Le sacrifice, ultime tabou politique
À d’autres époques, des leaders politiques ont su appeler leurs compatriotes à renoncer à leur confort pour des idéaux qui les dépassent
Dans quelques semaines – c’est déjà commencé à bien des égards – le Québec sera officiellement en campagne électorale. Certains partis ont déjà dévoilé des éléments de leur programme. D’autres le feront bientôt.
Il y aura des promesses prévisibles et sans doute quelques surprises. Tous les candidats promettront d’améliorer le réseau de la santé, de rénover les écoles, de miser-sur-l’innovation-pour-créer-les-emplois-payants-de-l’avenir-dans-toutes-les-régions, de protéger l’environnement, de soutenir la culture, de promouvoir le français, de défendre nos valeurs, notre fierté, etc.
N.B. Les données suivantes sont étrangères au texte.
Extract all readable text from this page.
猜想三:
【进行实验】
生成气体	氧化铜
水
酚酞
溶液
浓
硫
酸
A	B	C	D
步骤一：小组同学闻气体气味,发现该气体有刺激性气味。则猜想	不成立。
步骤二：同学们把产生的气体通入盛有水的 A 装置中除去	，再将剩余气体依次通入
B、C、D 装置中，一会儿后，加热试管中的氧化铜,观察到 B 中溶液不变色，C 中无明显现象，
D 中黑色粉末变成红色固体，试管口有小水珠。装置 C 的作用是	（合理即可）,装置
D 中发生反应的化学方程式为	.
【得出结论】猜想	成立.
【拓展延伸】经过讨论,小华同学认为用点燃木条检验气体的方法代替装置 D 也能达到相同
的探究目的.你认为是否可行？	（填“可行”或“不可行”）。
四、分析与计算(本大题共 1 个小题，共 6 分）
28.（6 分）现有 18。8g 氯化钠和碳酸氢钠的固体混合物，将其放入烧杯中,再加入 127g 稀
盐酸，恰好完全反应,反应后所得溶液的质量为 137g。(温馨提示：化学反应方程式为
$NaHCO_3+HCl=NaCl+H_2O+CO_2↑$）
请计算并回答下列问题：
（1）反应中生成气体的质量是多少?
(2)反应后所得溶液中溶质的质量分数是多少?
Il y a toutefois un thème dont aucun politicien ne parlera. Une idée malvenue au point où elle ne fait même pas partie de notre registre rhétorique. C’est l’ultime tabou politique: le sacrifice.
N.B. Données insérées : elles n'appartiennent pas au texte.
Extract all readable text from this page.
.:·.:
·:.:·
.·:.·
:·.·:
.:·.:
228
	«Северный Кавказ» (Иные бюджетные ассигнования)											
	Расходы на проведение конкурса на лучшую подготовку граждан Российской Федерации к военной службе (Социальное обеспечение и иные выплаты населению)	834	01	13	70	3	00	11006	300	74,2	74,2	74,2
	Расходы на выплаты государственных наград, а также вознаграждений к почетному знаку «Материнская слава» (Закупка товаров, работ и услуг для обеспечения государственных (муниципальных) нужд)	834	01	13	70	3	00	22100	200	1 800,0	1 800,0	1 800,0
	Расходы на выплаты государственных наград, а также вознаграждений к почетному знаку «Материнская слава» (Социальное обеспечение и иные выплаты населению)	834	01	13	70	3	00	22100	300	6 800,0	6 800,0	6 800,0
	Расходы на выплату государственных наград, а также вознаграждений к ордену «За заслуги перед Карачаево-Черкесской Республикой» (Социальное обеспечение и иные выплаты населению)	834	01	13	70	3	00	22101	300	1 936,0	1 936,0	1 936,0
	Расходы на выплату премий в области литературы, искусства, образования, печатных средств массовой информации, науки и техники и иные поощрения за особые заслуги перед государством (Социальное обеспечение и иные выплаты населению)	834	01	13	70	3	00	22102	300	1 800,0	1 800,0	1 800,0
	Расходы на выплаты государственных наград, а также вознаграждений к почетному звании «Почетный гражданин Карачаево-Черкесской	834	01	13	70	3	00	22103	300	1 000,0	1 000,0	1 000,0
Ça n’a pas toujours été comme ça. À d’autres époques, face à d’autres défis – plus immédiats, mais pas nécessairement plus graves que les nôtres – des leaders politiques ont su s’élever et appeler leurs compatriotes à renoncer à une part de leur confort et de leur richesse pour des idéaux qui les dépassent.
En 1940, au moment de son élection en pleine Seconde Guerre, Winston Churchill avait annoncé qu’il « n’avait rien d’autre à offrir que du sang, du labeur, des larmes et des sueurs ». Il enchainait:
«Vous demandez: quel est notre but? Je vous réponds en un mot: la victoire, la victoire à tout prix, la victoire malgré toutes les terreurs, la victoire quelque longue et dure que puisse être la route: car, hors la victoire, il n’est point de survie.»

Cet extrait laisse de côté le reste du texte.